Just like the S10’s physical design, the S10 represents the biggest software design overhaul we’ve seen for the Galaxy S series. Replacing the old, dusty TouchWiz UI and the Samsung Experience UI is the brand new One UI.

In terms of UI design, One UI resembles MIUI quite a lot. With a lot of clean and flat colours, it’s a direction with great results. One huge advantage of One UI however is the availability of dark mode, which allows the Galaxy S10 to save battery life.

When it comes to updates however, Samsung really drops the ball. While they’ve been improving as of late, they still don’t have the excellent track record of Xiaomi. Still, One UI in its current state is still a very well designed, and is a very simple to use.



Xiaomi Mi 9

This is the first time Xiaomi has used a triple-lens camera on one of its smartphones, and it has gone all-out with the specification. The main lens is Sony’s 48MP IMX586 sensor with an f/1.75 aperture, with pixel binning technology for low light photography.

It’s joined by a 12MP telephoto lens and a 16MP wide-angle lens with a 117-degree field of view. The selfie camera is a 20MP unit, and each camera is enhanced by artificial intelligence. This includes A.I. portrait modes, a night mode, and scene detection.

In terms of reviews, the easiest comparison is to take a look at their DxOmark scores. The Xiaomi Mi9 scores a total of 107, with a 112 for photgraphy and a 99 for video. 


Samsung Galaxy S10

The Samsung Galaxy S10 has a triple-lens rear camera, made up of a 12MP f/2.4 telephoto lens with OIS, a 12MP dual-pixel lens which can switch between an aperture of f/1.5 and f/2.4 (both with OIS), and a 16MP f/2.2 ultra-wide-angle lens with no OIS.

Over on the front there’s a dual front camera setup. The first is a 10MP sensor with 1.22µm pixels, 25mm-equivalent focal length and a f/1.9 aperture. The second is simply an 8MP sensor for depth sensing.
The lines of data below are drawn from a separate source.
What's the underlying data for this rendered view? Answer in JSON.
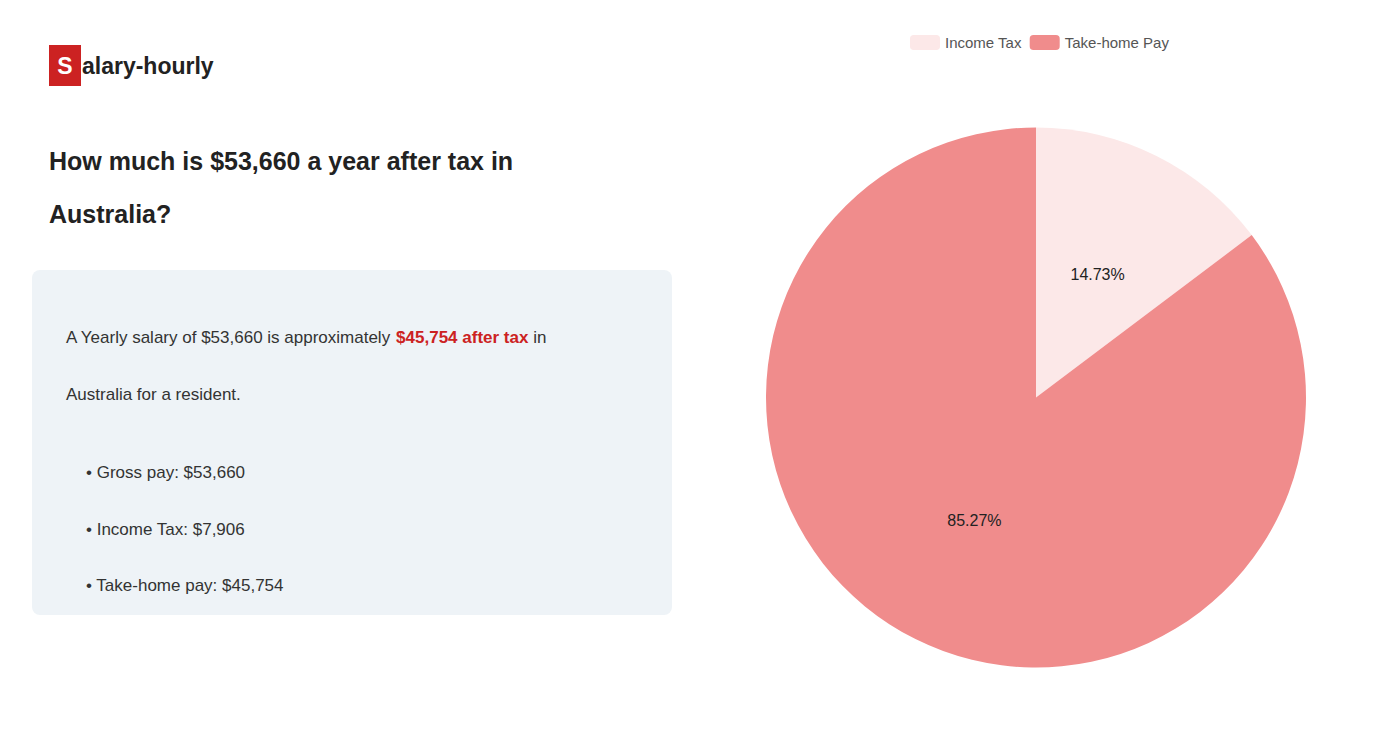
{
  "chart_data": {
    "type": "pie",
    "categories": [
      "Income Tax",
      "Take-home Pay"
    ],
    "values": [
      14.73,
      85.27
    ],
    "value_labels": [
      "14.73%",
      "85.27%"
    ],
    "colors": [
      "#fce8e8",
      "#f08c8c"
    ],
    "data_labels": true,
    "legend": "top",
    "annotations": [
      {
        "text": "S",
        "color": "#cc2222"
      },
      {
        "text": "alary-hourly"
      },
      {
        "text": "How much is $53,660 a year after tax in"
      },
      {
        "text": "Australia?"
      },
      {
        "text": "A Yearly salary of $53,660 is approximately "
      },
      {
        "text": "$45,754 after tax",
        "color": "#cc2222"
      },
      {
        "text": " in"
      },
      {
        "text": "Australia for a resident."
      },
      {
        "text": "• Gross pay: $53,660"
      },
      {
        "text": "• Income Tax: $7,906"
      },
      {
        "text": "• Take-home pay: $45,754"
      }
    ]
  }
}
The Galaxy S10 scores a 109 from DxOmark, with a 114 for photography and an unexpected 97 for video. This is quite surprising, seeing how the Mi 9 got a 99 for video.



Xiaomi Mi 9

At its base model we’re using here, the Xiaomi Mi 9 comes in at 2,999 yuan, just about $445. This isn’t as ridiculously cheap as some previous Mi device have been, but it’s much lower than the standard flagship. Especially next to other Snapdragon 855 phones, the Mi 9 is practically peanuts.


Samsung Galaxy S10

The Samsung Galaxy S10 costs muuuch more than the Xiaomi Mi 9. In fact, at $900, it’s practically double the price of the Mi 9. It’s incredible how much companies expect us to pay for flagships these days. It’s why we need companies like Xiaomi and OnePlus to keep things sensible.



Overall, the Mi 9 vs S10 match up really ends up being a matter of perspective. In terms of sheer value, the Mi 9 is by and far the better option. It has almost the same or sometimes better specs, but at half the price. It’s almost a no brainer on a budget. There’s also the software updates.

On the other hand, the Galaxy S10 has a bunch of smaller advantages that add up to a grander upper hand. It has expandable storage, a 3.5mm headphone jack and more RAM. Whether all these small additions are worth the extra $455 is up to you.